Grass compares Israel to Myanmar, East Germany after entry ban

Bloomberg reports: Guenter Grass, the Nobel Prize winning author of “The Tin Drum,” compared the ban on his entering Israel to his treatment by dictatorships in Myanmar and East Germany in an article for the Sueddeutsche Zeitung newspaper.

On April 8, Interior Minister Eli Yishai declared Grass persona non grata and barred him from entering Israel, after Germany’s best-known living writer published a poem calling the nation’s nuclear capacity a threat to world peace.

“I have been denied entry into a country three times,” Grass wrote in the short article, which was pre-released by the Sueddeutsche Zeitung before its publication tomorrow. He compared the wording of Yishai’s ruling to the tone of his ban by Erich Mielke, the minister in charge of East Germany’s Stasi, or secret police.

Grass wrote that the experience would not erase fond memories of his journeys to Israel, a country to which he still felt “irrevocably bound.” He repeated his criticism of Israel. “As a nuclear power of uncontrolled dimensions, the Israeli government acts only on its own authority and heeds no reprimands,” Grass wrote.

Alex Pearlman writes: Grass’ controversial past could explain away Israel’s actions against that German writer in particular.
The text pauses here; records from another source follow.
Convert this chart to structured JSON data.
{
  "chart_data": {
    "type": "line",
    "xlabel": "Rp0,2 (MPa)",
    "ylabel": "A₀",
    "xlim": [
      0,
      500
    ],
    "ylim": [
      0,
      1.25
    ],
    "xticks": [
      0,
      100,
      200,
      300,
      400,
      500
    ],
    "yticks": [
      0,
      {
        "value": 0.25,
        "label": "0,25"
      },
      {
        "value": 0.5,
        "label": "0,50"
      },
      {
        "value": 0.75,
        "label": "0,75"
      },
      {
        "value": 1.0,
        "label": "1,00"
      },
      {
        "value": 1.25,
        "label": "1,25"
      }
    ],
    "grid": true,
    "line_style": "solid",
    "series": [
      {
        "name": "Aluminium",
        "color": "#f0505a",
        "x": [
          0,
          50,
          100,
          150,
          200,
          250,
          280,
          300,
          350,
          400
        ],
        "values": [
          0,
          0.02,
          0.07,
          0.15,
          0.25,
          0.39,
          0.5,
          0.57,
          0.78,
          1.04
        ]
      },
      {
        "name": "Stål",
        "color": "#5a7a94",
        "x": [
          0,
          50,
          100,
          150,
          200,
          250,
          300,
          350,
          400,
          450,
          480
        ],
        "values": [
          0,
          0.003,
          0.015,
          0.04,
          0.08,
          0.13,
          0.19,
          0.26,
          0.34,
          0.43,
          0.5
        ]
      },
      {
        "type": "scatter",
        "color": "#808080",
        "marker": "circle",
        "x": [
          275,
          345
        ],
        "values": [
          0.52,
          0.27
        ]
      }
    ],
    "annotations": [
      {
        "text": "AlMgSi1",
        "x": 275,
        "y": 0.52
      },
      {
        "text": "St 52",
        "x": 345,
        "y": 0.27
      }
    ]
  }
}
But it isn’t just the poem. Israel has a free speech problem.

In 2010 renowned professor and linguist Noam Chomsky was banned from entry to Israel after an attempt to give a lecture at Bir Zeit University in Ramallah. Norman Finkelstein, also a Jewish professor, was arrested, deported, and banned from Israel for 10 years in 2008. [Here’s a slideshow of more controversial critics of Israel who have been banned from entering the country.]

“The decision to prevent someone from voicing their opinions by arresting and deporting them is typical of a totalitarian regime,” said Oded Peler, a lawyer for Israel’s Association for Civil Rights to the Guardian after Finkelstein’s deportation. “A democratic state, where freedom of expression is the highest principle, does not shut out criticism or ideas just because they are uncomfortable for its authorities to hear. It confronts those ideas in public debate.”

And it isn’t just Israel itself that has a free speech problem — the modus operandi of Israel’s supporters in the US has long been to use all means possible to silence Israel’s critics.